An End to Excellence: How Diversity, Equity, and Inclusion Undermine Our Medical Schools

An End to Excellence: How Diversity, Equity, and Inclusion Undermine Our Medical Schools presents a detailed examination of how Diversity, Equity, and Inclusion (DEI) initiatives in American medical schools compromise academic standards, undermine merit-based admissions and hiring, and jeopardize public health outcomes. Focusing on the top ten U.S. medical schools, it documents widespread ideological conformity, racial preferences, and political indoctrination. Despite recent legal and political setbacks to DEI, including the 2023 Students for Fair Admissions (SFFA) Supreme Court rulings and federal executive actions, many institutions continue to circumvent merit-based standards in pursuit of demographic diversity.

Key Findings

  • DEI is Entrenched Across Top Institutions: All ten of the top-ranked U.S. medical schools maintain offices, mission statements, and/or policies devoted to DEI. These include explicit goals to diversify faculty and student bodies by race and identity, often at the expense of traditional academic metrics.
  • Merit is Undermined in Admissions: Schools routinely admit applicants with significantly lower GPAs and MCAT scores based on race or identity while rejecting more qualified white and Asian candidates.
  • Curriculum and Faculty Politicization: DEI ideology is embedded in medical curricula, often displacing core scientific content.

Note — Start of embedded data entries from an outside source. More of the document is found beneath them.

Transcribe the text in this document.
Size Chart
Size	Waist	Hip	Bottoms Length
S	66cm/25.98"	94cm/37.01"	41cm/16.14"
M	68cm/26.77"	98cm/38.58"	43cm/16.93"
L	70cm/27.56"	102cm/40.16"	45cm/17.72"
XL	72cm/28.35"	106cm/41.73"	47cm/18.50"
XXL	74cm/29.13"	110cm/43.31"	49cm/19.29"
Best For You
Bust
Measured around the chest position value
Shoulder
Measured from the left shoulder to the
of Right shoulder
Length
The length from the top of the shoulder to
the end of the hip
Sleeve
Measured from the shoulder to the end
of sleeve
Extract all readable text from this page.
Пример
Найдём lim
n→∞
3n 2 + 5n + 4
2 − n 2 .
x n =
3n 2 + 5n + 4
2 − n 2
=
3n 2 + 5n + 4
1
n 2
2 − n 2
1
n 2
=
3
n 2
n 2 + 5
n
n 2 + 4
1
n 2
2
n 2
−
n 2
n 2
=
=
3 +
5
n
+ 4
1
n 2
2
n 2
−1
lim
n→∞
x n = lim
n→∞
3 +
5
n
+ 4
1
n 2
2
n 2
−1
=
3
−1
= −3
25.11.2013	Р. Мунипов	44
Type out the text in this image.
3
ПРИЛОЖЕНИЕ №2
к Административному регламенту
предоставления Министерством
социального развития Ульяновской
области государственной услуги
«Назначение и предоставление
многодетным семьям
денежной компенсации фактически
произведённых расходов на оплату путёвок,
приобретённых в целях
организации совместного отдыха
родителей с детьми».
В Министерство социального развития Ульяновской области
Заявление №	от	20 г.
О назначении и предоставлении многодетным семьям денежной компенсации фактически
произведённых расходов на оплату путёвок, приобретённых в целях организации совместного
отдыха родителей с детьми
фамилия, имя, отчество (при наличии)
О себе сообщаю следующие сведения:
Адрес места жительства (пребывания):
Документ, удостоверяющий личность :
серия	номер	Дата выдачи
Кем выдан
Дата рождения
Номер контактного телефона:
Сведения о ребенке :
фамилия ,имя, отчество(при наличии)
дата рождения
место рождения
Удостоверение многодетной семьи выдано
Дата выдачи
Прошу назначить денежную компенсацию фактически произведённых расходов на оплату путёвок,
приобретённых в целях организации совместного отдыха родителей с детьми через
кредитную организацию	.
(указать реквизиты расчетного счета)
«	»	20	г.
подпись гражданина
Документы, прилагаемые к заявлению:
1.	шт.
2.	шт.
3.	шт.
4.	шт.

Faculty are increasingly hired for ideological alignment rather than academic merit, and some institutions now require “anti-racism” training and loyalty statements to progressive causes.
  • Persistent Defiance of Legal Rulings: Many medical schools appear to be evading both the spirit and letter of the Supreme Court’s Students for Fair Admissions decision.

Policy Recommendations

The report offers concrete, actionable reforms for state legislators and university trustees:

  1. Eliminate All DEI Policies in Medical Schools: DEI practices are discriminatory and should be explicitly prohibited by state statute or university policy.
  2. Mandate Use of Objective Admissions Criteria: Require all applicants to submit MCAT scores and discontinue the use of “life experience” or “diversity” essays as a primary selection factor.
  3. Enforce Transparency: Publicly report demographic and academic data on admissions, faculty hiring, program completion, failure rates, and committee composition.
  4. Institute Race-Blind Admissions Protocols: Conceal identifying information, such as names and demographic data, during admissions reviews to mitigate bias.
  5. Create Oversight Mechanisms: Establish trustee subcommittees or independent bodies tasked with auditing DEI compliance and enforcing race-neutral admissions.
  6. Monitor Internal Communications and Materials: Regularly review medical school websites, handbooks, and training materials to identify and eliminate lingering DEI ideology.
  7. Screen Administrative Hires for Ideological Bias: Use hiring interviews to assess whether candidates for senior roles support the return to meritocracy.

DEI in medical education compromises both fairness and competence. To restore trust and quality in medical education, state leaders and university trustees must act decisively to dismantle DEI infrastructures, enforce race-neutral standards, and reestablish the principle of merit as the foundation of medical training.